CREATE TABLE Employee
(
   NodeId        hierarchyid PRIMARY KEY CLUSTERED,
   NodeLevel     AS NodeId.GetLevel(),
   EmployeeId    int UNIQUE NOT NULL,
   EmployeeName  varchar(20) NOT NULL,
   Title         varchar(20) NULL
)
GO

Notice that the NodeId column is declared as a hierarchyid type and is also defined as the table’s primary key using a clustered index. The primary key is important for two reasons, the first of which is that SQL Server doesn’t guarantee uniqueness of hierarchyid values in the table. Don’t view this as a limitation—this fact actually enables advanced scenarios in which you can house multiple distinct hierarchies within a single table. With the single hierarchy in our example, defining a primary key is one way to enforce unique NodeId values. Defining an ordinary unique constraint instead would be another way, and you can certainly do that if some column other than the hierarchyid is more suitable for the table’s primary key. The second reason for the primary key index is to support depth-first indexing, which we’ll talk about shortly.
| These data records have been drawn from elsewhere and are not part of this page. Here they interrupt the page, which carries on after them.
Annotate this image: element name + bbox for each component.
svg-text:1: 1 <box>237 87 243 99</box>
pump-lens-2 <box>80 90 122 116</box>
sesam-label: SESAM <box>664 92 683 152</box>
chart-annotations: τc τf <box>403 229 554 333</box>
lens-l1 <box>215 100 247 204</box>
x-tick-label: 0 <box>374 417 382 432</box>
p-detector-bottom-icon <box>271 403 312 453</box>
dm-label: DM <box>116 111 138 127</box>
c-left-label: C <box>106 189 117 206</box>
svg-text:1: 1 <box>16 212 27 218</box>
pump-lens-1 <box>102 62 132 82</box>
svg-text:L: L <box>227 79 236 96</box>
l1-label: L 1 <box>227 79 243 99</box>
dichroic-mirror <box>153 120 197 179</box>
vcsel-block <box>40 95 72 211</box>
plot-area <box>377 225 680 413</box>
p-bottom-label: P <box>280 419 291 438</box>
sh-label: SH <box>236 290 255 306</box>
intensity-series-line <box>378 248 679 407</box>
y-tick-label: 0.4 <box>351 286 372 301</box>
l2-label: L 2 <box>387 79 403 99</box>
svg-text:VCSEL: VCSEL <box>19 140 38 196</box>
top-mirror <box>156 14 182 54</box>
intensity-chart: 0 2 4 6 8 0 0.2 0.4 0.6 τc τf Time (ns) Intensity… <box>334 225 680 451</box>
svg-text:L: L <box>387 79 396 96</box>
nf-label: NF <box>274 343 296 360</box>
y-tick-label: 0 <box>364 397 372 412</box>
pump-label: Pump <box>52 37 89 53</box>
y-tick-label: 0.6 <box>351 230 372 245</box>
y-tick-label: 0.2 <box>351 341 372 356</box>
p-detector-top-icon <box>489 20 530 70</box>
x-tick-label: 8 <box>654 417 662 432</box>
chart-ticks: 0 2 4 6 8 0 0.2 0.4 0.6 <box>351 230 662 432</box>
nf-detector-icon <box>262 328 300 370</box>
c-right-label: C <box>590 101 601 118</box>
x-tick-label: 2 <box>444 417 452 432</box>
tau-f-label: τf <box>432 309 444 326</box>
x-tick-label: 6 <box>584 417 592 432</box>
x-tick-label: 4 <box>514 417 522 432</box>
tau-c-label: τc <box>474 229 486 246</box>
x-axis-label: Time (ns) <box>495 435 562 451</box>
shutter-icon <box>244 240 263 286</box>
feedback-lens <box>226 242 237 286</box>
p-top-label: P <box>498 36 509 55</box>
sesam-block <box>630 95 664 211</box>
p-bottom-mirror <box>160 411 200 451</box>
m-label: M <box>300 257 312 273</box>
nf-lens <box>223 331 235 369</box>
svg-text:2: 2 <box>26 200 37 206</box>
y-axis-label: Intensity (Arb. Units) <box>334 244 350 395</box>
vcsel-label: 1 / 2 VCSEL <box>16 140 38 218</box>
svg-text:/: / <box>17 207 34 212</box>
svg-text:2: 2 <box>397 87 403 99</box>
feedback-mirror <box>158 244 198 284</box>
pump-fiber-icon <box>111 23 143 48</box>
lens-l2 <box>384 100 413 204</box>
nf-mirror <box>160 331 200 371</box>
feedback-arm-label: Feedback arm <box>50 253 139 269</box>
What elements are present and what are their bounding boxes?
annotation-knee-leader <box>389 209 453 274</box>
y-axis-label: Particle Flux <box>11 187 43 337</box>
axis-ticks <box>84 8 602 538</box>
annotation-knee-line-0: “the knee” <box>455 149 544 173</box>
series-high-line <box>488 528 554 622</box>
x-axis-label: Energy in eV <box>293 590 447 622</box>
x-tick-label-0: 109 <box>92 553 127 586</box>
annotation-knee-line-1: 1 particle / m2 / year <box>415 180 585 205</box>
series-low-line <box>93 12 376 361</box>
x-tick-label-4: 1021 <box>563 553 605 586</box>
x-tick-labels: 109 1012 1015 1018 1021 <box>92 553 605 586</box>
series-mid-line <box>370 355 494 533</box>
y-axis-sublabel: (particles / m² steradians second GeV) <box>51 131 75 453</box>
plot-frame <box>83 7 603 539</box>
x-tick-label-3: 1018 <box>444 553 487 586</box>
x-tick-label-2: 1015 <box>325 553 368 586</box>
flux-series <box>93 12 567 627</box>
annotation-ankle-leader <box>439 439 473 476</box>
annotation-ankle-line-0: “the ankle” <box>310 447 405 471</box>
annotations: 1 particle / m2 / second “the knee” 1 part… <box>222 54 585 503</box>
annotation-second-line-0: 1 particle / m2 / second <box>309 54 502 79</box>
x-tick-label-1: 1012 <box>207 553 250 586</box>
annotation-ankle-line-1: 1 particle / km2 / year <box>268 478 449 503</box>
As we’ve started explaining, the value in the NodeId column identifies each row’s unique node position within the structure. It can serve as the table’s primary key, and you don’t technically need to have any other identifying columns in the table. Practically, however, you’ll most likely still want to define another unique column to serve as a more conventional identifier, because values assigned into the hierarchyid column as rows are added to the table based on their node positions within the tree. Those hierarchyid values are essentially nondeterministic and will also shift automatically as the tree’s node structure is changed using the techniques that you’ll start learning about just ahead. For example, if you relocate a node and all of its descendants to a new position within the tree (also known as reparenting a subtree), the hierarchyid values of those nodes are automatically updated by SQL Server to reflect their new positions within the hierarchy. You therefore define EmployeeId as a unique integer column assigned with values that you control and that won’t change when the structure of nodes in the tree is manipulated in the future. So when you add employees, their ID values remain the same regardless of how their nodes get repositioned down the line.

Note

You can also use IDENTITY values for the EmployeeId column, which puts SQL Server in control of assigning key values using incrementing integers, and which would also not change as the tree structure is altered. To stay focused on hierarchyid, the example here does not add the extra code for using IDENTITY, and you simply assign your own unique EmployeeId integer values explicitly.

The GetLevel Method

The second column defined in the Employee table is NodeLevel, which is declared as a calculated column that returns the 16-bit integer result of the GetLevel method applied to the hierarchyid value in the NodeId column. This is optional and provides a read-only column that returns a number indicating the level position of its row (node), extracted and decoded from the compacted hierarchyid value in the NodeId column. One and only one root row exists in any hierarchy and is positioned at level zero. Its immediate child rows are positioned at level one, grandchild rows at level two, and so on. Defining the NodeLevel column that calls the GetLevel method will allow you to later create a breadth-first index on the table.

The EmployeeId column is defined with a unique constraint and doesn’t permit NULL values. You can therefore treat its integer value as an “alternate primary key” for your employees, because the hierarchyid value in the NodeId column has already been defined as the table’s actual primary key. As we mentioned, in many practical cases, you will want to define such an alternate key to be used as an identifier with a value that you are in control of and that doesn’t change unpredictably as the result of node manipulations the way a hierarchyid value does. You’ll definitely need such identifiers if you want to establish relationships for joining with other tables, or you might want them just for your own convenience. But it’s important to understand that SQL Server requires no such identifier to implement the hierarchy, and that you can certainly cast a hierarchical structure over a relational table with only the hierarchyid value as the primary key and no other unique columns.